En quittant la ville, il soupire et ses mains, qui s’étaient crispées sur le volant sous le stress, relâchent peu à peu leur étreinte excessive. Il blasphème alors qu’il traverse les berges entre Shippagan et Lamèque qui sont balayées par la poudrerie. Mais bon, c’était prévisible, dans une région maritime ! Arrivé dans la ville portuaire, il traverse la rue Principale, puis continue jusqu’à ce qu’il voie le Pizza Amy, mais décide de ne pas s’arrêter à son restaurant préféré pour manger leur fameux steak-sub, car il sait que sa mère aura préparé un bon souper. Une autre fois, se promet-il en roulant sur la 313.
Avant d’arriver chez lui, il fallait qu’il traverse les villages de Pointe-Alexandre et de Petite-Lamèque. Après trois longues heures de voyage, de neige, de routes glacées et, bien sûr, de poudrerie, il arrive dans son village natal de Pointe-Canot. Comment fait-on pour décrire un si petit regroupement de maisons ? Pour plusieurs, il s’agirait d’un coin perdu, pour d’autres, d’un bout de chemin oublié, avec des allées qui devaient mener à d’autres endroits plus grouillants de vie, et pour les étrangers, il s’agissait d’une place isolée, une oasis impossible à trouver sur une carte digne de ce nom. Cependant, pour ceux et celles, comme Ben, qui y avaient grandi, il s’agissait de leur maison, de leur famille, car Pointe-Canot était le berceau de la famille St-Jean. Ces derniers avaient un dicton pour désigner la population de leur village : « Si tu restes icitte, et que c’est pas d’la famille, c’est pour sûr des amis d’la famille » et c’était ainsi pour tous les habitants.
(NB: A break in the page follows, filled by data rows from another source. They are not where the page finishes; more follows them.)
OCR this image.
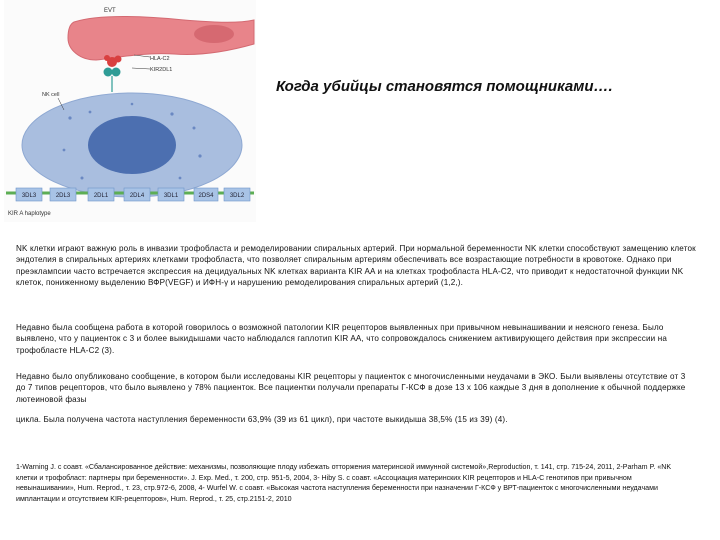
EVT
HLA-C2
KIR2DL1
NK cell
3DL3	2DL3	2DL1	2DL4	3DL1	2DS4	3DL2
KIR A haplotype
Когда убийцы становятся помощниками….

NK клетки играют важную роль в инвазии трофобласта и ремоделировании спиральных артерий. При нормальной беременности NK клетки способствуют замещению клеток эндотелия в спиральных артериях клетками трофобласта, что позволяет спиральным артериям обеспечивать все возрастающие потребности в кровотоке. Однако при преэклампсии часто встречается экспрессия на децидуальных NK клетках варианта KIR AA и на клетках трофобласта HLA-C2, что приводит к недостаточной функции NK клеток, пониженному выделению ВФР(VEGF) и ИФН-γ и нарушению ремоделирования спиральных артерий (1,2,).

Недавно была сообщена работа в которой говорилось о возможной патологии KIR рецепторов выявленных при привычном невынашивании и неясного генеза. Было выявлено, что у пациенток с 3 и более выкидышами часто наблюдался гаплотип KIR AA, что сопровождалось снижением активирующего действия при экспрессии на трофобласте HLA-C2 (3).

Недавно было опубликовано сообщение, в котором были исследованы KIR рецепторы у пациенток с многочисленными неудачами в ЭКО. Были выявлены отсутствие от 3 до 7 типов рецепторов, что было выявлено у 78% пациенток. Все пациентки получали препараты Г-КСФ в дозе 13 х 106 каждые 3 дня в дополнение к обычной поддержке лютеиновой фазы

цикла. Была получена частота наступления беременности 63,9% (39 из 61 цикл), при частоте выкидыша 38,5% (15 из 39) (4).

1-Warning J. с соавт. «Сбалансированное действие: механизмы, позволяющие плоду избежать отторжения материнской иммунной системой»,Reproduction, т. 141, стр. 715-24, 2011, 2-Parham P. «NK клетки и трофобласт: партнеры при беременности». J. Exp. Med., т. 200, стр. 951-5, 2004, 3- Hiby S. с соавт. «Ассоциация материнских KIR рецепторов и HLA-С генотипов при привычном невынашивании», Hum. Reprod., т. 23, стр.972-6, 2008, 4- Wurfel W. с соавт. «Высокая частота наступления беременности при назначении Г-КСФ у ВРТ-пациенток с многочисленными неудачами имплантации и отсутствием KIR-рецепторов», Hum. Reprod., т. 25, стр.2151-2, 2010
C’était vrai pour les Grayson. Bien qu’il porte le nom de son père, sa mère était une St-Jean de Pointe-Canot, ce qui faisait de lui également un membre de cette grande famille. Il faisait partie de cette lignée fière. Dans ce village, il y avait quatre générations de St-Jean, répartis en trois branches principales avec plusieurs sous-branches qui désignaient une famille individuelle. Ben faisait partie d’une de ces dernières. En effet, c’était un sujet compliqué, mais, dans la Péninsule, tout ce qui concernait les familles l’était. On appelle ça l’appartenance, le clan, car la vie, comme la mer, coule de quelque part vers un autre lieu à vivifier.
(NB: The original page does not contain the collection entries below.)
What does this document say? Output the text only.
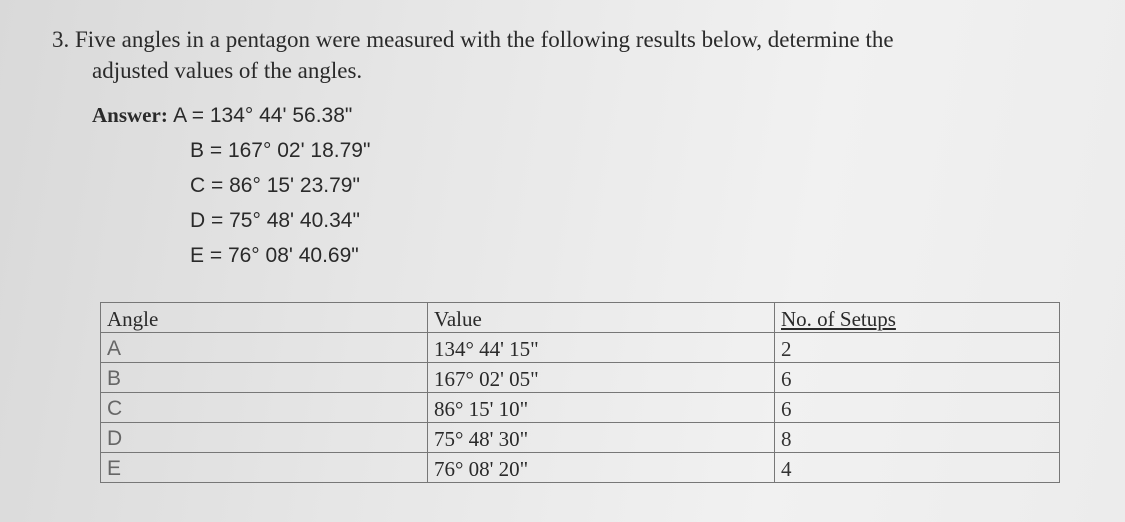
3. Five angles in a pentagon were measured with the following results below, determine the
adjusted values of the angles.
Answer: A = 134° 44' 56.38"
B = 167° 02' 18.79"
C = 86° 15' 23.79"
D = 75° 48' 40.34"
E = 76° 08' 40.69"
Angle	Value	No. of Setups
A	134° 44' 15"	2
B	167° 02' 05"	6
C	86° 15' 10"	6
D	75° 48' 30"	8
E	76° 08' 20"	4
Dans ce hameau, Bentley et sa famille habitaient l’une des premières maisons situées à l’intersection entre une allée et la route principale. La maison en fausses briques, couverte de vinyle brun noisette et avec des parements en vinyle beige était belle, digne et chaleureuse. Avant d’habiter cette maison, ils vivaient dans une maison mobile dans un village voisin, mais sa mère voulait une meilleure demeure; alors son père lui en avait construit une. J’espère qu’elle n’est pas là, pense-t-il en ralentissant sa voiture devant la maison, sinon je reviens lorsqu’ils sont tous couchés.
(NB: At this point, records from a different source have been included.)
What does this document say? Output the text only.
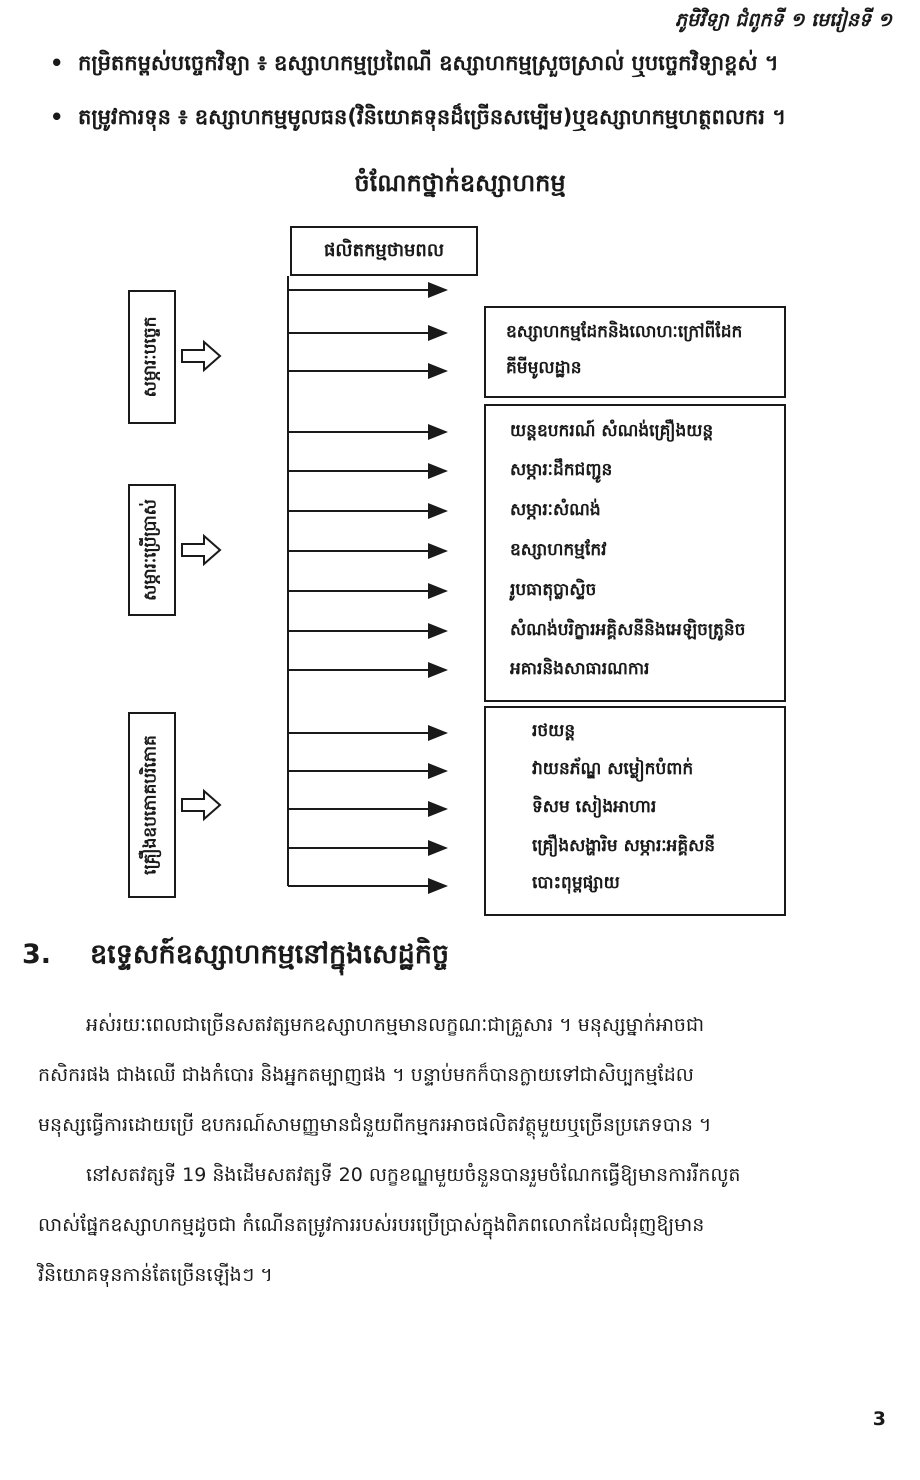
ភូមិវិទ្យា ជំពូកទី ១ មេរៀនទី ១
• កម្រិតកម្ពស់បច្ចេកវិទ្យា ៖ ឧស្សាហកម្មប្រពៃណី ឧស្សាហកម្មស្រួចស្រាល់ ឬបច្ចេកវិទ្យាខ្ពស់ ។
• តម្រូវការទុន ៖ ឧស្សាហកម្មមូលធន(វិនិយោគទុនដ៏ច្រើនសម្បើម)ឬឧស្សាហកម្មហត្ថពលករ ។
ចំណែកថ្នាក់ឧស្សាហកម្ម
ផលិតកម្មថាមពល
សម្ភារៈបច្ចេក
សម្ភារៈប្រើប្រាស់
គ្រឿងឧបភោគបរិភោគ
ឧស្សាហកម្មដែកនិងលោហៈក្រៅពីដែក
គីមីមូលដ្ឋាន
យន្តឧបករណ៍ សំណង់គ្រឿងយន្ត
សម្ភារៈដឹកជញ្ជូន
សម្ភារៈសំណង់
ឧស្សាហកម្មកែវ
រូបធាតុប្លាស្ទិច
សំណង់បរិក្ខារអគ្គិសនីនិងអេឡិចត្រូនិច
អគារនិងសាធារណការ
រថយន្ត
វាយនភ័ណ្ឌ សម្លៀកបំពាក់
ទិសម សៀងអាហារ
គ្រឿងសង្ហារិម សម្ភារៈអគ្គិសនី
បោះពុម្ពផ្សាយ
3. ឧទ្ទេសក៍ឧស្សាហកម្មនៅក្នុងសេដ្ឋកិច្ច
អស់រយៈពេលជាច្រើនសតវត្សមកឧស្សាហកម្មមានលក្ខណៈជាគ្រួសារ ។ មនុស្សម្នាក់អាចជា
កសិករផង ជាងឈើ ជាងកំបោរ និងអ្នកតម្បាញផង ។ បន្ទាប់មកក៏បានក្លាយទៅជាសិប្បកម្មដែល
មនុស្សធ្វើការដោយប្រើ ឧបករណ៍សាមញ្ញមានជំនួយពីកម្មករអាចផលិតវត្ថុមួយឬច្រើនប្រភេទបាន ។
នៅសតវត្សទី 19 និងដើមសតវត្សទី 20 លក្ខខណ្ឌមួយចំនួនបានរួមចំណែកធ្វើឱ្យមានការរីកលូត
លាស់ផ្នែកឧស្សាហកម្មដូចជា កំណើនតម្រូវការរបស់របរប្រើប្រាស់ក្នុងពិភពលោកដែលជំរុញឱ្យមាន
វិនិយោគទុនកាន់តែច្រើនឡើងៗ ។
3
En ne voyant aucun véhicule dans la cour, il soupire et se stationne devant le garage. Il récupère ses bagages dans le coffre arrière, puis se rend sur la galerie qui mène à l’entrée principale. Il prend la clé, la moins utilisée de son trousseau, et débarre la porte de cette maison où il a vécu les cinq dernières années. Dès qu’il y met les pieds, une bouffée de chaleur l’envahit et le réchauffe aussitôt. Un mince sourire apparaît sur ses lèvres alors qu’une pensée lui traverse l’esprit. Le poêle à bois est probablement la seule chose qui m’a manqué de cette maison, se dit-il alors qu’il enlève ses bottes pour se rendre au sous-sol, pour poser ses bagages dans sa chambre.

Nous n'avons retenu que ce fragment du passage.